Film Review – THE GLASS KEY (1942)

THE GLASS KEY (1942, USA, 85m, PG) ***½
Crime, Drama, Film-Noir
dist. Paramount Pictures; pr co. Paramount Pictures; d. Stuart Heisler; w. Jonathan Latimer (based on the novel by Dashiell Hammett); ph. Theodor Sparkuhl (B&W | 1.37:1); m. Victor Young; ed. Archie Marshek; ad. Haldane Douglas, Hans Dreier.
cast: Brian Donlevy (Paul Madvig), Veronica Lake (Janet Henry), Alan Ladd (Ed Beaumont), Bonita Granville (Opal Madvig), Richard Denning (Taylor Henry), Joseph Calleia (Nick Varna), William Bendix (Jeff), Frances Gifford (Nurse), Donald MacBride (Farr), Margaret Hayes (Eloise Matthews), Moroni Olsen (Ralph Henry), Eddie Marr (Rusty), Arthur Loft (Clyde Matthews), George Meader (Claude Tuttle).
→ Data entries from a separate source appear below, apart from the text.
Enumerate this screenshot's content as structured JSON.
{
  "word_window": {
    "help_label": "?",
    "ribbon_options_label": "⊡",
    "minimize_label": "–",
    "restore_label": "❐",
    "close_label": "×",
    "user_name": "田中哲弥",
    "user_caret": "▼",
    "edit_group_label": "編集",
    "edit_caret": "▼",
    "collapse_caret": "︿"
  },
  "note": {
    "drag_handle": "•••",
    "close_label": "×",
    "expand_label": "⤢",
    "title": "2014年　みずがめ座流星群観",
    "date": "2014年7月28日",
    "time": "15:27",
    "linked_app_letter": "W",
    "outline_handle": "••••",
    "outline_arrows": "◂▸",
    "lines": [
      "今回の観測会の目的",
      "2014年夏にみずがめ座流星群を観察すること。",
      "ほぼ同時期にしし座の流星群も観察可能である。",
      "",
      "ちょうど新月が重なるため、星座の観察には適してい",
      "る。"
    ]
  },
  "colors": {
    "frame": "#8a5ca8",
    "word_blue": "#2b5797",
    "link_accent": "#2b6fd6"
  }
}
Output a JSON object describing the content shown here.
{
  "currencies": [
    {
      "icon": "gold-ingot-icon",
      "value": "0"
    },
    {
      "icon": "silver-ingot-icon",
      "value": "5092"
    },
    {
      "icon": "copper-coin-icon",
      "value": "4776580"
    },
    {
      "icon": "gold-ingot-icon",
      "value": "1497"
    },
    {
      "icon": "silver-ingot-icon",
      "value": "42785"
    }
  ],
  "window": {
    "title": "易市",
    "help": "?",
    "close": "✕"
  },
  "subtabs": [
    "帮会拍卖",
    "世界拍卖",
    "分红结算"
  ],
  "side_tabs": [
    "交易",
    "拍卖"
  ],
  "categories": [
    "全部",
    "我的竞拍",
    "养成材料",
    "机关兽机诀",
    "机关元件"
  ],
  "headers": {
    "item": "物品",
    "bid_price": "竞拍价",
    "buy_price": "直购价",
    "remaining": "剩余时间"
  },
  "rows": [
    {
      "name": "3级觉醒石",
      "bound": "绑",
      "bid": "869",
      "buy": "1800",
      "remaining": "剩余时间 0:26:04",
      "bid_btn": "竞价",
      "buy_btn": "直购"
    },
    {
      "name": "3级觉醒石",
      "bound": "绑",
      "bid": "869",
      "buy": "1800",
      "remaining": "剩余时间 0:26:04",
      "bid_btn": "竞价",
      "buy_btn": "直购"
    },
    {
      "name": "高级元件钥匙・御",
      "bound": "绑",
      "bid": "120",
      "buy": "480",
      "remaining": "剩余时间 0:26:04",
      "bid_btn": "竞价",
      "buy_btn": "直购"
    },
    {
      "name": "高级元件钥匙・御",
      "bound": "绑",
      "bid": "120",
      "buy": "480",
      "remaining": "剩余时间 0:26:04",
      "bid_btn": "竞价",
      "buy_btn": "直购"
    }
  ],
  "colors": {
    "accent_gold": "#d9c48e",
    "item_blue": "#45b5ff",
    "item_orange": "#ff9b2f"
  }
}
This complex film noir was the second adaptation of Dashiell Hammett’s 1931 novel, which had previously been filmed in 1935 as a vehicle for George Raft. Donlevy is the crooked politician who finds himself being accused of the murder of the son of a prospective Baltimore governor by a gangster (Calleia) from whom he refused help during a re-election campaign. Ladd is Donlevy’s right-hand man who is encouraged by the victim’s sister (Lake) to find the real killer whilst protecting his boss’s interests. Ladd gets to essay his tough-guy persona, whilst Lake’s alluring performance and the pair’s obvious chemistry helps elevate the film’s stature. Bendix is also memorable as Calleia’s heavy – the beating he gives Ladd is particularly brutal. The plot twists, however, are perhaps too plentiful whilst Heisler’s direction and Latimer’s dialogue is often heavy-handed. The film’s production followed hot on the heels of the previous year’s successful adaptation of Hammett’s THE MALTESE FALCON. Ladd and Lake, who had earlier appeared in THIS GUN FOR HIRE (1942), would go on to make seven movies together.